There are similar stories in Sedona, Arizona, where a third of all housing units are short-term rentals. The same is true in Park City, Utah, where 43 percent are.
But the problem is more than short-term rentals. In 2022, 11.2 percent of counties—more than one in every nine—in the United States had at least 20 percent of their housing units set aside as second homes. These places are peppered throughout the Western Slope of Colorado, along the Oregon Coast, and across the Northwoods stretching from Minnesota to Maine. They are in Flagstaff (Arizona), Hot Springs (Arkansas), and up and down the Gulf Coast. In short, they are found almost wherever there are mountains, beaches, or any publicly protected natural wonder. And almost every place providing an escape from the pressures of daily life for some leaves others with no escape. They either pay 30, 40, 50 percent, or more of their income toward housing, commit to a Nomadland existence in the margins of town, or leave entirely.
But even if they’re willing and able to uproot their lives, they need somewhere else to go. In the three and a half years since the COVID-19 pandemic began, housing prices across the country have skyrocketed. The median sale price of a house has risen 33 percent, from $329,000 to nearly $437,000. That’s nationally. In places where wages and populations have grown, these prices routinely hit $600,000 and $700,000. Meanwhile, rent nationally has grown 20 percent. In places seeing some of the most major growth, these prices have risen 25 and 30 percent. Often, the sale and rental prices are higher.

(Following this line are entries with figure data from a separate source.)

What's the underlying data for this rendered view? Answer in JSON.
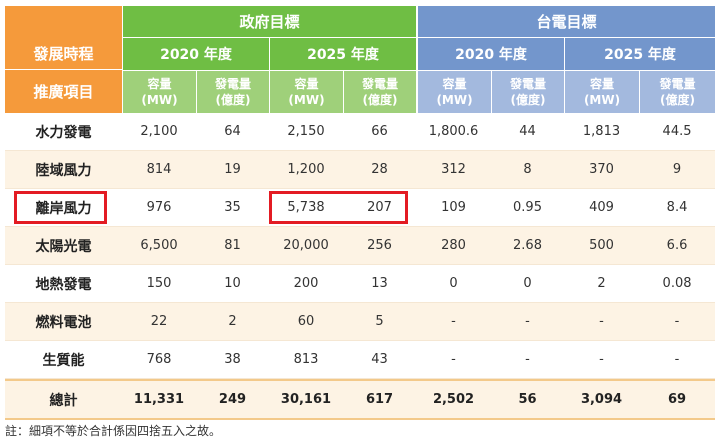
{
  "header": {
    "row_label_top": "發展時程",
    "row_label_bottom": "推廣項目",
    "gov_target": "政府目標",
    "taipower_target": "台電目標",
    "years": [
      "2020 年度",
      "2025 年度",
      "2020 年度",
      "2025 年度"
    ],
    "capacity": "容量\n(MW)",
    "generation": "發電量\n(億度)"
  },
  "rows": [
    {
      "name": "水力發電",
      "values": [
        "2,100",
        "64",
        "2,150",
        "66",
        "1,800.6",
        "44",
        "1,813",
        "44.5"
      ]
    },
    {
      "name": "陸域風力",
      "values": [
        "814",
        "19",
        "1,200",
        "28",
        "312",
        "8",
        "370",
        "9"
      ]
    },
    {
      "name": "離岸風力",
      "values": [
        "976",
        "35",
        "5,738",
        "207",
        "109",
        "0.95",
        "409",
        "8.4"
      ]
    },
    {
      "name": "太陽光電",
      "values": [
        "6,500",
        "81",
        "20,000",
        "256",
        "280",
        "2.68",
        "500",
        "6.6"
      ]
    },
    {
      "name": "地熱發電",
      "values": [
        "150",
        "10",
        "200",
        "13",
        "0",
        "0",
        "2",
        "0.08"
      ]
    },
    {
      "name": "燃料電池",
      "values": [
        "22",
        "2",
        "60",
        "5",
        "-",
        "-",
        "-",
        "-"
      ]
    },
    {
      "name": "生質能",
      "values": [
        "768",
        "38",
        "813",
        "43",
        "-",
        "-",
        "-",
        "-"
      ]
    }
  ],
  "total": {
    "name": "總計",
    "values": [
      "11,331",
      "249",
      "30,161",
      "617",
      "2,502",
      "56",
      "3,094",
      "69"
    ]
  },
  "footnote": "註：細項不等於合計係因四捨五入之故。",
  "colors": {
    "orange": "#f59a3b",
    "green": "#6fbe44",
    "blue": "#7396cc",
    "highlight": "#e31b23"
  }
}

In many cases, median wages have grown because of an influx of remote workers, a so-called “Zoom boom.” For construction workers and restaurant servers and teachers and most of the people who have lived in the community for years, their job will remain in person, but they must now compete for housing with newcomers and visitors on Silicon Valley and Wall Street wages.
This is only one reason for the price increase. Investors have also bought up an increasing share of homes, especially low-priced homes and homes in rapidly growing markets. In the first quarter of 2022, they bought up a record-high 28 percent of all single-family homes, including one in every three homes in Atlanta.
Amidst this backdrop, many commentators point to a housing shortage—a lack of supply—as the underlying issue. They say that housing hasn’t been built because developers are opting to build larger homes, which is true. In 1981, around 39 percent of new homes built were less than fourteen hundred square feet. By 2001, less than 15 percent achieved that standard. In 2021, only around 5 percent did. They say this has happened partly because homeowners are resistant to new building in their neighborhoods, which is true. But many who make these claims argue that fixing zoning alone or incentivizing more building will solve our housing issues, which is utterly, dangerously false.
Housing is unaffordable throughout the United States. It’s unaffordable because there is a litany of people—from investors to developers to existing homeowners to politicians at every level of government—that has deemed affordable housing a bad investment. It’s this fact that entrenches the racial, class, and generational inequality which grips our country. And it’s this fact that has made stable housing one of the defining social and political issues of our time.
I wrote Homesick for this reason, to document the problem. But I also wrote it because I was seeing so many ways in which we can change it. Community land trusts and a renewed interest in public housing initiatives provide avenues for ways of sustaining communities. Cooperative housing, creative equity models, and inclusionary zoning ensure that these communities remain places for everyone. There are countless innovative approaches to addressing our housing issues, because the solutions are as diverse as the neighborhoods and towns enacting them. But the bottom line is that housing cannot be another product beholden to the bottom line.
Ultimately, we have to change how we view housing. In doing so, we will expand our narrow vision of what’s possible in our communities and throughout the country. And that’s a very worthy investment.